JOGLOSEMAR.CO Berita Utama BEM se-Indonesia Minta Jokowi Tak Lantik Budi Gunawan

BEM se-Indonesia Minta Jokowi Tak Lantik Budi Gunawan

201
BAGIKAN

100-an lebih mahasiswa dari BEM se-Indonesia mendatangi Istana Bogor. Mereka berunjuk rasa menuntut Presiden Jokowi tak melantik Komjen Budi Gunawan (BG).

Para mahasiswa ini datang ke Istana Bogor, Selasa (17/2) sore sekitar pukul 16.35 WIB. Ratusan mahasiswa dari berbagai elemen mulai merangsek ke depan Pintu 1 atau pintu utama Istana Bogor yang berlokasi di pertigaan Jalan Jalak Harupat atau persis di depan kantor Denpom Bogor.

Ratusan mahasiswa berjaket biru dan kuning ini menolak Komjen Budi Gunawan sebagai Kapolri dan meminta Presiden Jokowi segera mencari penggantinya. Setelah sempat melakukan longmarch dari arah Jalan Jarak Harupat Bogor, seratusan mahasiswa tersebut langsung melakukan orasi di depan gerbang utama Istana Bogor.

Komjen Budi Gunawan | lensaindonesia.com
Komjen Budi Gunawan | lensaindonesia.com

JAKARTA– Koordinator aksi, Andi Aulia Rahman mengatakan, hasil praperadilan BG menimbulkan banyak tanda tanya. Apalagi terkait penggunaan argumentasi hukum mengenai objek praperadiian yang disampaikan oleh pihak BG.

“Sesuai dengan KUHAP, penentuan sah atau tidaknya status tersangka bukan merupakan domain dari praperadilan. Hal tersebut hanya bisa dibuktikan dalam persidangan pokok perkara. Namun KPK masih tetap bisa memproses BG secara hukum dengan memberikan alat bukti yang baru,” kata Aulia di depan Istana Bogor.

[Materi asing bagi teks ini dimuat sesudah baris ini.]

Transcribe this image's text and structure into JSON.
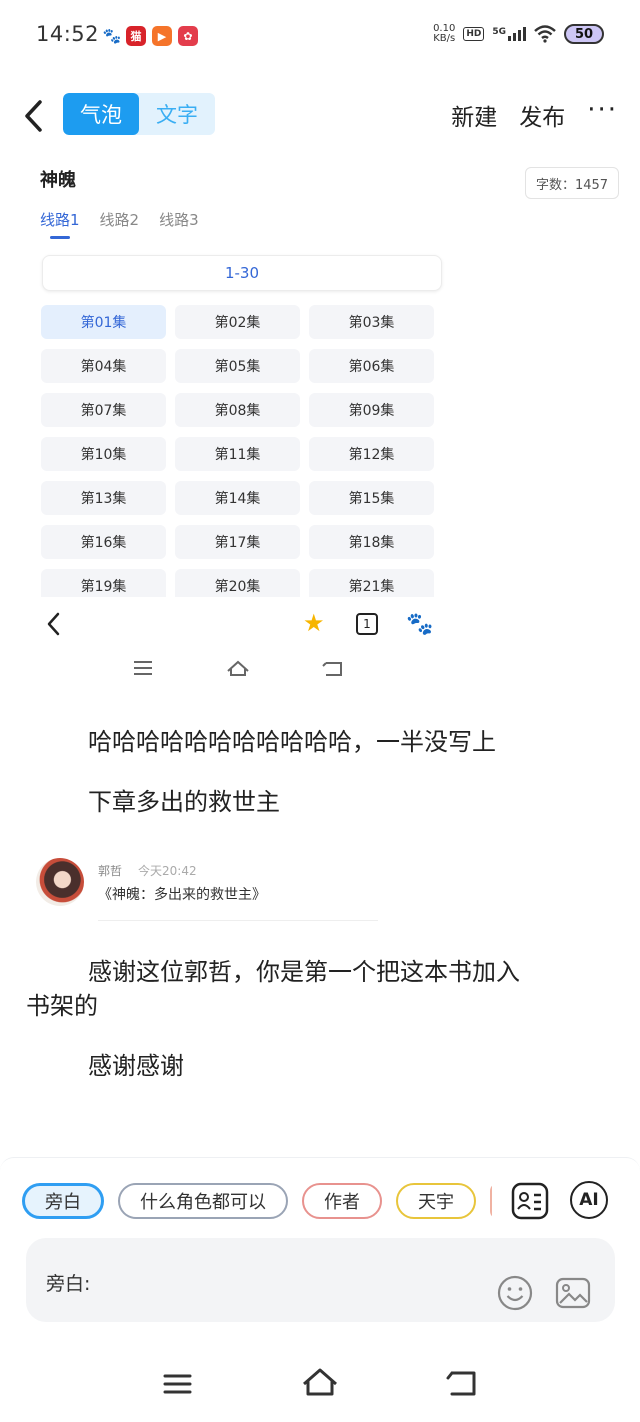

Aulia mengatakan, dengan menghormati putusan hukum dalam sidang praperadilan tersebut, BEM Se-Indonesia mendesak Presiden Joko Widodo untuk tidak melantik Komjen (Pol) Budi Gunawan sebagai Kapolri dan meminta segera mengajukan nama baru calon Kapolri yang bersih sebagai pengganti.

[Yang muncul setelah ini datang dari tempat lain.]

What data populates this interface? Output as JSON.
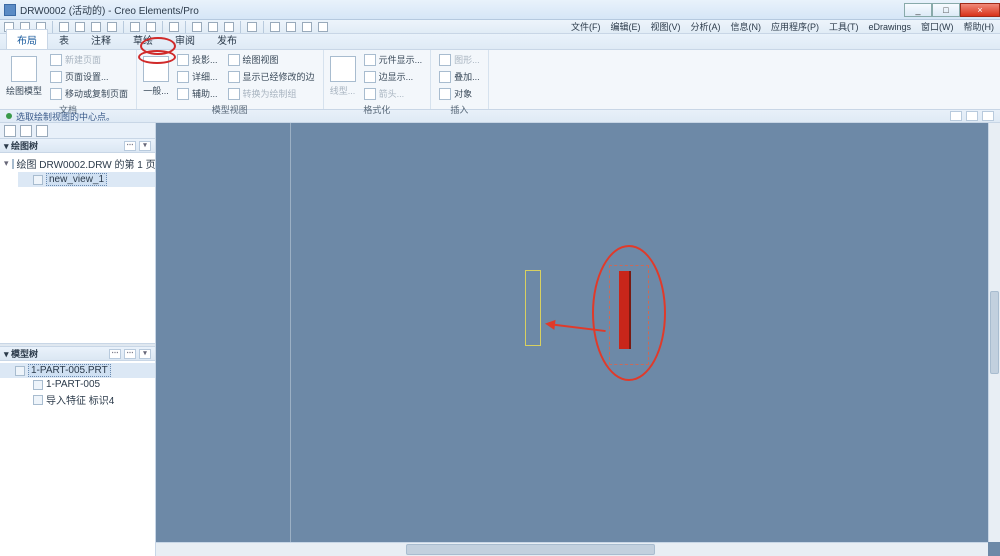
{
  "window": {
    "title": "DRW0002 (活动的) - Creo Elements/Pro"
  },
  "menus": {
    "file": "文件(F)",
    "edit": "编辑(E)",
    "view": "视图(V)",
    "analyze": "分析(A)",
    "info": "信息(N)",
    "apps": "应用程序(P)",
    "tools": "工具(T)",
    "edrawings": "eDrawings",
    "window": "窗口(W)",
    "help": "帮助(H)"
  },
  "ribbon_tabs": {
    "layout": "布局",
    "table": "表",
    "annotate": "注释",
    "sketch": "草绘",
    "review": "审阅",
    "publish": "发布"
  },
  "ribbon": {
    "g1": {
      "new_page": "新建页面",
      "page_setup": "页面设置...",
      "move_copy": "移动或复制页面",
      "big": "绘图模型",
      "label": "文档"
    },
    "g2": {
      "big": "一般...",
      "projection": "投影...",
      "detail": "详细...",
      "aux": "辅助...",
      "rev": "绘图视图",
      "showedges": "显示已经修改的边",
      "convert": "转换为绘制组",
      "label": "模型视图"
    },
    "g3": {
      "big": "线型...",
      "comp_disp": "元件显示...",
      "edge_disp": "边显示...",
      "arrow": "箭头...",
      "label": "格式化"
    },
    "g4": {
      "pic": "图形...",
      "overlay": "叠加...",
      "object": "对象",
      "label": "插入"
    }
  },
  "hint": "选取绘制视图的中心点。",
  "drawing_tree": {
    "title": "绘图树",
    "root": "绘图 DRW0002.DRW 的第 1 页",
    "view1": "new_view_1"
  },
  "model_tree": {
    "title": "模型树",
    "root": "1-PART-005.PRT",
    "n1": "1-PART-005",
    "n2": "导入特征 标识4"
  }
}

Dalam pernyataan sikapnya disebutkan, mahasiswa meminta Presiden Jokowi untuk menghentikan kriminalisasi terhadap komisioner KPK, sehingga dapat melanjutkan agenda pemberantasan korupsi.

“Bila presiden tidak melaksanakan tuntutan di atas, dengan segala hormat kami minta untuk mundur sekarang juga,” katanya.